File metadata and controls

128 lines (97 loc) · 4.93 KB

Jetstream Endorsement Collector (Future)

Status: Concept — not yet implemented

This doc describes a real-time endorsement indexer using Bluesky's Jetstream service. It's the next evolution when the current per-follow PDS query approach becomes a bottleneck.

Why

The current approach collects endorsements via a single pass over the user's follows: one Slingshot resolveMiniDoc per follow (to find their PDS) + one PDS listRecords per follow (to fetch their fund.at.endorse records). This gives complete network data with zero new infrastructure, but:

  • At high follow counts, O(follows) PDS queries add scan latency
  • Results are cached per-session with a fingerprint key — cache misses trigger full recollection
  • Endorsements from non-follows (the broader network) are invisible
  • Each scan rediscovers the same endorsement data

A Jetstream listener eliminates all scan-time API calls — everything reads from Redis.

Architecture

┌─────────────┐     WebSocket      ┌──────────────┐
│  Jetstream   │ ─────────────────▶ │  Collector    │
│  (public)    │  fund.at.endorse  │  (Fly.io)     │
└─────────────┘                    └──────┬───────┘
                                          │ writes
                                          ▼
                                   ┌──────────────┐
                                   │ Upstash Redis │
                                   └──────┬───────┘
                                          │ reads
                                          ▼
                                   ┌──────────────┐
                                   │   at.fund    │
                                   │  (Vercel)    │
                                   └──────────────┘

Collector Service

A ~100 line Node.js script deployed on Fly.io free tier:

  1. Connect to wss://jetstream2.us-east.bsky.network/subscribe?wantedCollections=fund.at.endorse
  2. Process each event:
    • create: normalize the endorsed URI, add the author DID to a Redis set
    • delete: remove the author DID from the set
  3. Redis data model:
    • endorse:dids:<normalized-uri> → Redis Set of endorser DIDs
    • endorse:cursor → last processed time_us for gapless reconnection
  4. Reconnection: on disconnect, resume from saved cursor (subtract 5s safety buffer)

Pseudocode

const ws = new WebSocket(
  'wss://jetstream2.us-east.bsky.network/subscribe' +
  '?wantedCollections=fund.at.endorse'
)

ws.on('message', async (raw) => {
  const event = JSON.parse(raw)
  if (event.kind !== 'commit') return

  const uri = normalizeStewardUri(event.commit.record?.uri)
  if (!uri) return

  const key = `endorse:dids:${uri}`

  if (event.commit.operation === 'create') {
    await redis.sadd(key, event.did)
  } else if (event.commit.operation === 'delete') {
    await redis.srem(key, event.did)
  }

  await redis.set('endorse:cursor', event.time_us)
})

Reading from at.fund

// Total endorsement count
const count = await redis.scard(`endorse:dids:${uri}`)

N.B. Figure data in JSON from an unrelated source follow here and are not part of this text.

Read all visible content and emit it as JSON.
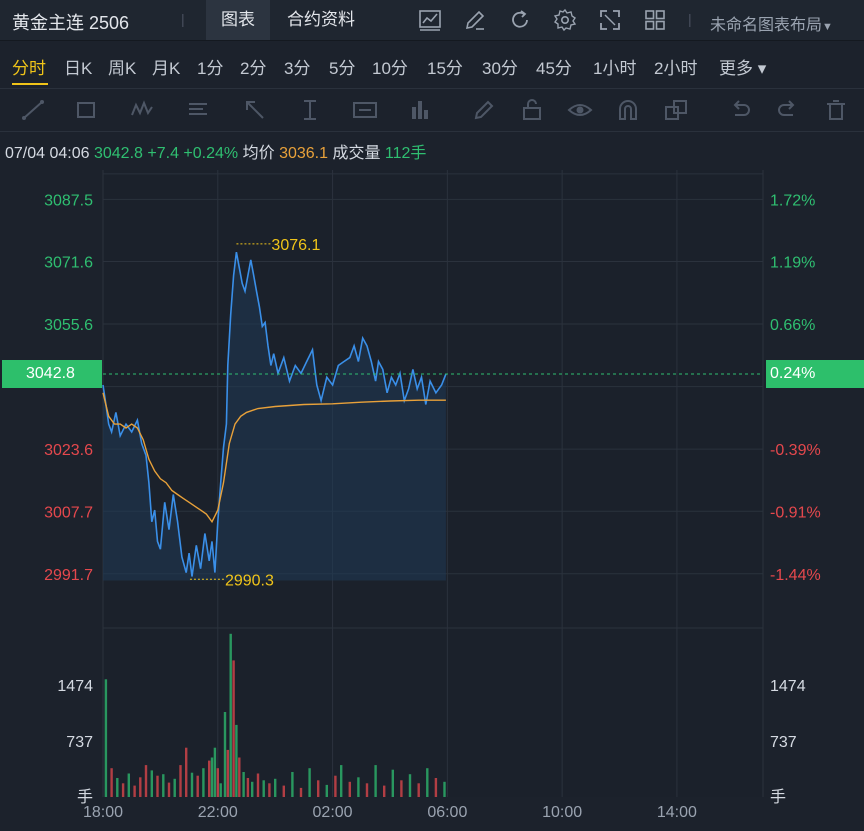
{
  "header": {
    "title": "黄金主连 2506",
    "separator": "|",
    "tabs": [
      {
        "label": "图表",
        "active": true
      },
      {
        "label": "合约资料",
        "active": false
      }
    ],
    "icons": [
      "indicator-icon",
      "draw-icon",
      "refresh-icon",
      "settings-icon",
      "fullscreen-icon",
      "grid-layout-icon"
    ],
    "layout_label": "未命名图表布局"
  },
  "periods": {
    "items": [
      "分时",
      "日K",
      "周K",
      "月K",
      "1分",
      "2分",
      "3分",
      "5分",
      "10分",
      "15分",
      "30分",
      "45分",
      "1小时",
      "2小时"
    ],
    "active": "分时",
    "more_label": "更多 ▾"
  },
  "draw_tools": [
    "line-tool-icon",
    "rectangle-tool-icon",
    "wave-tool-icon",
    "text-list-icon",
    "arrow-tool-icon",
    "cursor-measure-icon",
    "label-tool-icon",
    "bar-tool-icon",
    "pencil-icon",
    "lock-icon",
    "eye-icon",
    "magnet-icon",
    "layers-icon",
    "undo-icon",
    "redo-icon",
    "trash-icon"
  ],
  "info": {
    "datetime": "07/04 04:06",
    "price": "3042.8",
    "change": "+7.4",
    "change_pct": "+0.24%",
    "avg_label": "均价",
    "avg_value": "3036.1",
    "vol_label": "成交量",
    "vol_value": "112手"
  },
  "colors": {
    "up": "#2fbf71",
    "down": "#e5484d",
    "price_line": "#3a8fe8",
    "avg_line": "#e8a13a",
    "marker": "#f0c419",
    "current_tag": "#2dbf6b"
  },
  "chart_data": {
    "type": "line",
    "x_ticks": [
      "18:00",
      "22:00",
      "02:00",
      "06:00",
      "10:00",
      "14:00"
    ],
    "y_ticks": [
      "3087.5",
      "3071.6",
      "3055.6",
      "3023.6",
      "3007.7",
      "2991.7"
    ],
    "y_pct_ticks": [
      "1.72%",
      "1.19%",
      "0.66%",
      "-0.39%",
      "-0.91%",
      "-1.44%"
    ],
    "current_price": "3042.8",
    "current_pct": "0.24%",
    "high_label": "3076.1",
    "low_label": "2990.3",
    "ylim": [
      2985,
      3095
    ],
    "xlim_hours": [
      0,
      23
    ],
    "price_series": [
      [
        0.0,
        3040
      ],
      [
        0.1,
        3035
      ],
      [
        0.2,
        3030
      ],
      [
        0.3,
        3028
      ],
      [
        0.45,
        3033
      ],
      [
        0.6,
        3027
      ],
      [
        0.8,
        3030
      ],
      [
        1.0,
        3028
      ],
      [
        1.2,
        3031
      ],
      [
        1.35,
        3025
      ],
      [
        1.5,
        3022
      ],
      [
        1.6,
        3015
      ],
      [
        1.7,
        3005
      ],
      [
        1.8,
        3008
      ],
      [
        1.9,
        3000
      ],
      [
        2.0,
        2998
      ],
      [
        2.15,
        3010
      ],
      [
        2.3,
        3003
      ],
      [
        2.45,
        3012
      ],
      [
        2.6,
        3005
      ],
      [
        2.75,
        2996
      ],
      [
        2.9,
        2992
      ],
      [
        3.0,
        2997
      ],
      [
        3.1,
        2991
      ],
      [
        3.25,
        2999
      ],
      [
        3.4,
        2993
      ],
      [
        3.55,
        3002
      ],
      [
        3.7,
        2995
      ],
      [
        3.8,
        3000
      ],
      [
        3.9,
        2992
      ],
      [
        4.0,
        3005
      ],
      [
        4.1,
        3015
      ],
      [
        4.2,
        3024
      ],
      [
        4.3,
        3030
      ],
      [
        4.35,
        3045
      ],
      [
        4.45,
        3058
      ],
      [
        4.55,
        3068
      ],
      [
        4.65,
        3074
      ],
      [
        4.75,
        3070
      ],
      [
        4.85,
        3066
      ],
      [
        4.95,
        3064
      ],
      [
        5.05,
        3068
      ],
      [
        5.15,
        3072
      ],
      [
        5.25,
        3068
      ],
      [
        5.35,
        3064
      ],
      [
        5.45,
        3060
      ],
      [
        5.55,
        3055
      ],
      [
        5.65,
        3056
      ],
      [
        5.75,
        3050
      ],
      [
        5.85,
        3045
      ],
      [
        5.95,
        3048
      ],
      [
        6.1,
        3043
      ],
      [
        6.3,
        3047
      ],
      [
        6.5,
        3041
      ],
      [
        6.7,
        3045
      ],
      [
        6.9,
        3043
      ],
      [
        7.1,
        3046
      ],
      [
        7.3,
        3049
      ],
      [
        7.45,
        3040
      ],
      [
        7.6,
        3036
      ],
      [
        7.8,
        3042
      ],
      [
        8.0,
        3040
      ],
      [
        8.2,
        3045
      ],
      [
        8.4,
        3046
      ],
      [
        8.6,
        3047
      ],
      [
        8.75,
        3050
      ],
      [
        8.9,
        3046
      ],
      [
        9.05,
        3052
      ],
      [
        9.2,
        3050
      ],
      [
        9.35,
        3046
      ],
      [
        9.5,
        3041
      ],
      [
        9.6,
        3046
      ],
      [
        9.75,
        3044
      ],
      [
        9.9,
        3038
      ],
      [
        10.05,
        3042
      ],
      [
        10.2,
        3040
      ],
      [
        10.35,
        3043
      ],
      [
        10.5,
        3036
      ],
      [
        10.65,
        3039
      ],
      [
        10.8,
        3044
      ],
      [
        10.95,
        3039
      ],
      [
        11.1,
        3042
      ],
      [
        11.25,
        3035
      ],
      [
        11.4,
        3041
      ],
      [
        11.6,
        3038
      ],
      [
        11.8,
        3040
      ],
      [
        11.95,
        3042.8
      ]
    ],
    "avg_series": [
      [
        0.0,
        3038
      ],
      [
        0.2,
        3032
      ],
      [
        0.4,
        3030
      ],
      [
        0.6,
        3030
      ],
      [
        0.8,
        3029
      ],
      [
        1.0,
        3030
      ],
      [
        1.2,
        3029
      ],
      [
        1.4,
        3026
      ],
      [
        1.6,
        3021
      ],
      [
        1.8,
        3018
      ],
      [
        2.0,
        3016
      ],
      [
        2.2,
        3015
      ],
      [
        2.4,
        3013
      ],
      [
        2.6,
        3012
      ],
      [
        2.8,
        3011
      ],
      [
        3.0,
        3010
      ],
      [
        3.2,
        3009
      ],
      [
        3.4,
        3008
      ],
      [
        3.6,
        3007
      ],
      [
        3.8,
        3005
      ],
      [
        4.0,
        3008
      ],
      [
        4.2,
        3015
      ],
      [
        4.4,
        3025
      ],
      [
        4.6,
        3030
      ],
      [
        4.8,
        3032
      ],
      [
        5.0,
        3033
      ],
      [
        5.4,
        3034
      ],
      [
        6.0,
        3034.5
      ],
      [
        7.0,
        3035
      ],
      [
        8.0,
        3035.2
      ],
      [
        9.0,
        3035.6
      ],
      [
        10.0,
        3035.9
      ],
      [
        11.0,
        3036.1
      ],
      [
        11.95,
        3036.1
      ]
    ],
    "volume_ticks": [
      "1474",
      "737"
    ],
    "volume_unit": "手",
    "volume_ylim": [
      0,
      2200
    ],
    "volume": [
      [
        0.1,
        1550,
        "up"
      ],
      [
        0.3,
        380,
        "down"
      ],
      [
        0.5,
        250,
        "up"
      ],
      [
        0.7,
        180,
        "down"
      ],
      [
        0.9,
        310,
        "up"
      ],
      [
        1.1,
        150,
        "down"
      ],
      [
        1.3,
        260,
        "down"
      ],
      [
        1.5,
        420,
        "down"
      ],
      [
        1.7,
        350,
        "up"
      ],
      [
        1.9,
        280,
        "down"
      ],
      [
        2.1,
        300,
        "up"
      ],
      [
        2.3,
        190,
        "down"
      ],
      [
        2.5,
        240,
        "up"
      ],
      [
        2.7,
        420,
        "down"
      ],
      [
        2.9,
        650,
        "down"
      ],
      [
        3.1,
        320,
        "up"
      ],
      [
        3.3,
        280,
        "down"
      ],
      [
        3.5,
        380,
        "up"
      ],
      [
        3.7,
        480,
        "down"
      ],
      [
        3.8,
        520,
        "up"
      ],
      [
        3.9,
        650,
        "up"
      ],
      [
        4.0,
        380,
        "down"
      ],
      [
        4.1,
        180,
        "up"
      ],
      [
        4.25,
        1120,
        "up"
      ],
      [
        4.35,
        620,
        "down"
      ],
      [
        4.45,
        2150,
        "up"
      ],
      [
        4.55,
        1800,
        "down"
      ],
      [
        4.65,
        950,
        "up"
      ],
      [
        4.75,
        520,
        "down"
      ],
      [
        4.9,
        330,
        "up"
      ],
      [
        5.05,
        250,
        "down"
      ],
      [
        5.2,
        200,
        "up"
      ],
      [
        5.4,
        310,
        "down"
      ],
      [
        5.6,
        220,
        "up"
      ],
      [
        5.8,
        180,
        "down"
      ],
      [
        6.0,
        240,
        "up"
      ],
      [
        6.3,
        150,
        "down"
      ],
      [
        6.6,
        330,
        "up"
      ],
      [
        6.9,
        120,
        "down"
      ],
      [
        7.2,
        380,
        "up"
      ],
      [
        7.5,
        220,
        "down"
      ],
      [
        7.8,
        160,
        "up"
      ],
      [
        8.1,
        280,
        "down"
      ],
      [
        8.3,
        420,
        "up"
      ],
      [
        8.6,
        200,
        "down"
      ],
      [
        8.9,
        260,
        "up"
      ],
      [
        9.2,
        180,
        "down"
      ],
      [
        9.5,
        420,
        "up"
      ],
      [
        9.8,
        150,
        "down"
      ],
      [
        10.1,
        360,
        "up"
      ],
      [
        10.4,
        220,
        "down"
      ],
      [
        10.7,
        300,
        "up"
      ],
      [
        11.0,
        180,
        "down"
      ],
      [
        11.3,
        380,
        "up"
      ],
      [
        11.6,
        250,
        "down"
      ],
      [
        11.9,
        200,
        "up"
      ]
    ]
  }
}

// Network endorsement count (intersection with follows)
const endorserDids = await redis.smembers(`endorse:dids:${uri}`)
const networkCount = endorserDids.filter(did => followDids.has(did)).length

Backfill Strategy

Jetstream only provides live events + ~24h replay buffer. For historical data:

  1. Initial backfill from current approach: Use the existing Slingshot + PDS listRecords collection to populate Redis sets for all known endorsers
  2. Switch to Jetstream: Once caught up, the collector maintains the index
  3. PDS re-scan as fallback: If the collector goes down for >24h (beyond Jetstream's replay window), re-backfill using the per-follow PDS approach

Deployment

  • Platform: Fly.io free tier (1 shared CPU, 256MB RAM — more than enough)
  • Cost: $0/month for the collector; existing Upstash Redis free tier
  • Monitoring: Fly.io health checks + a simple /health endpoint
  • Scaling: Single instance is sufficient — fund.at.endorse volume is low

Migration Path

  1. Deploy collector alongside existing per-follow PDS queries
  2. Verify Redis data matches PDS query results
  3. Switch at.fund to read from Redis instead of querying PDS per follow
  4. Keep PDS approach as a fallback for cache misses

When to Build This

Consider building when:

  • Follow counts are high enough that per-follow PDS queries add noticeable latency (>5s)
  • We want endorsement data from beyond the user's immediate follow graph
  • We need sub-minute endorsement freshness
  • PDS rate limiting becomes an issue at scale

The current per-follow PDS approach is sufficient until the network has thousands of active endorsers.